Stock soars: As Progress parent company back in black

Media General chair J. Stewart Bryan vowed in March that the company would "stick around."

Media General, the parent company of the Daily Progress, has conducted such extreme cost-cutting measures that not only does it not appear to be in imminent danger of bankruptcy, but it actually reports that it turned a profit in the second quarter–- despite publishing revenues about 20 percent lower than they were a year ago.

Following the release of the quarterly report, Media General's stock price shot from just over $2 per share to over $5 per share.

"We continue to have a viable business," says Progress publisher Lawrence McConnell, noting that the venerable daily turns a profit.

His newspaper reportedly saved about $3 million in capital costs a year ago, when Media General shuttered its aging Charlottesville printing and mailing operation, which also served the company-owned Waynesboro daily. The move cost about 25 local jobs.

The good news for Media General was followed by profit announcements by such industry peers as as the McClatchy Co. and Gannett Co. both of which revealed Q2 profits despite drops in ad revenue similar to what Media General experienced. However, the partent company to the Dallas Morning News, A.H. Belo, reported a second quarter loss.

–last updated July 27 at 4:36pm


The Progress isn't the only paper with profits. But cutting staff will result in less oversight by newspapers of governmental bodies and the ability to delve into local stories and uncover the facts and not just the sound-bites,a loss for us all.

NY Times 2Q Net Climbs,

Sorry to hear that. I was hoping for a more meaningful replacement where the editor is more literate.

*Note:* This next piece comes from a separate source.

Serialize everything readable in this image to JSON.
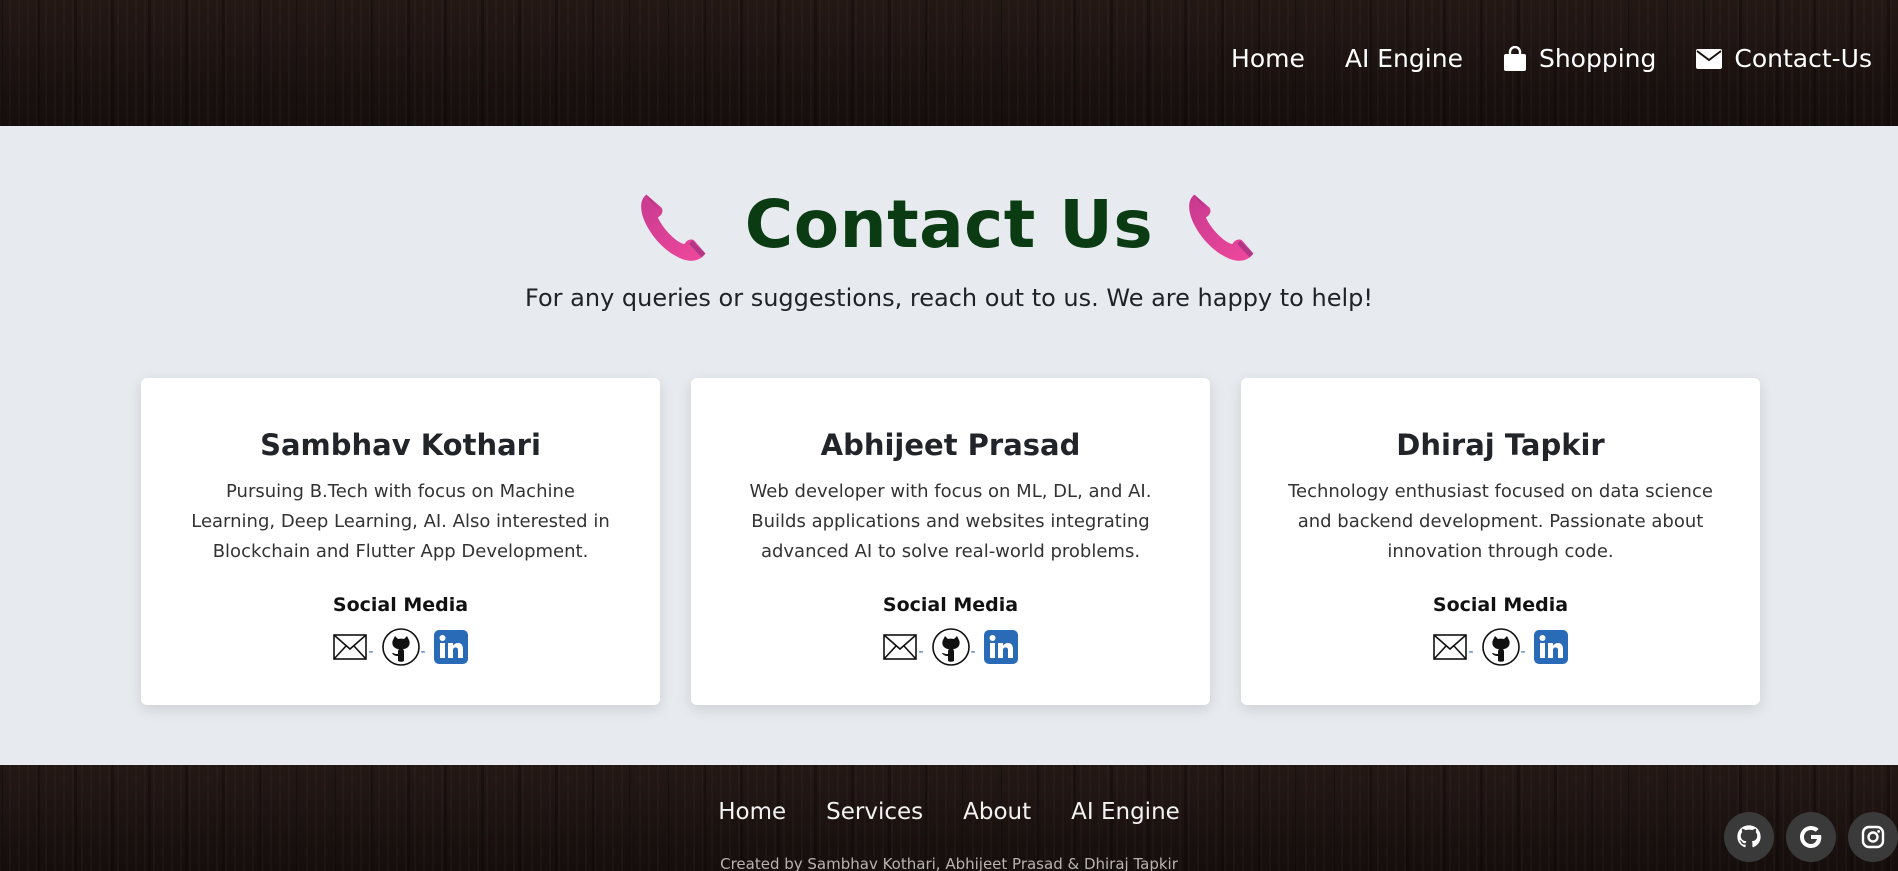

Media General sure is getting it's money's worth out of the current crop of reporters at the Daily Progress. I see them everywhere, and they're coverage is expanding beyond the usual party line press release that they're handed by the authorities.

Unfortunately, the Progress editorial staff, unlike their reporters are still publishing press releases and there's one today hot off the press from RWSA.

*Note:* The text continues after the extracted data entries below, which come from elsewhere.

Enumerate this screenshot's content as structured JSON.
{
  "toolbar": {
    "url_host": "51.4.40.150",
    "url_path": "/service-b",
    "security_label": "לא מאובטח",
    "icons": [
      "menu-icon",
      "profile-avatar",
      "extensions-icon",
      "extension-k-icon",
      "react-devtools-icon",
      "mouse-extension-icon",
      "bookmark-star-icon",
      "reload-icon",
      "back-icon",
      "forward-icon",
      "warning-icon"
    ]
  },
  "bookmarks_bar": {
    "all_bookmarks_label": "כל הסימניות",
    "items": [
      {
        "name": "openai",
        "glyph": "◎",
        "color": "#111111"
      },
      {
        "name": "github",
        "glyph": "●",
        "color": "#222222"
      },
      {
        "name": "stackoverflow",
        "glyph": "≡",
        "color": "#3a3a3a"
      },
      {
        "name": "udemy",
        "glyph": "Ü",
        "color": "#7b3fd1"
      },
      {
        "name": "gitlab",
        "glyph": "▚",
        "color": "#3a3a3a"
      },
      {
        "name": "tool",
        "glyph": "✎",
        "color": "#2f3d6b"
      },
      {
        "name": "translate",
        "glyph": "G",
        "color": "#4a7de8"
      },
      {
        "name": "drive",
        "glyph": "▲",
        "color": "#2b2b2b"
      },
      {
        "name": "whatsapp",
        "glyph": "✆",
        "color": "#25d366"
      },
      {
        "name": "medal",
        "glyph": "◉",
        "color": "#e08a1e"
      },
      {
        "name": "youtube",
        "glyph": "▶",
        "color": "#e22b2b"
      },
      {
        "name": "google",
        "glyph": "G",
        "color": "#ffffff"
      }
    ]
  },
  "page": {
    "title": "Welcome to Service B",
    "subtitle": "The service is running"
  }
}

From today's DP editorial: " A discrepancy in one year's water usage projections, in a 50 year timeline, is --forgive the pun--a mere drop in the bucket."

The 24% percent drop in water usage is for a decade not one year. Dave Norris was right, we no longer need the dam plan. None of the present or future water saving devices we are all using have been factored into the overestimated Gannett Fleming 10 year old estimate. And the more water we save , the more money RWSA spends on this dam plan ( now estimated at $200 million) , the higher our rates will go.

Wake up Progress and get your facts straight !

I think the editors better read their own articles

2 dollars to 5 dollars - Time to sell that stock and take the profit.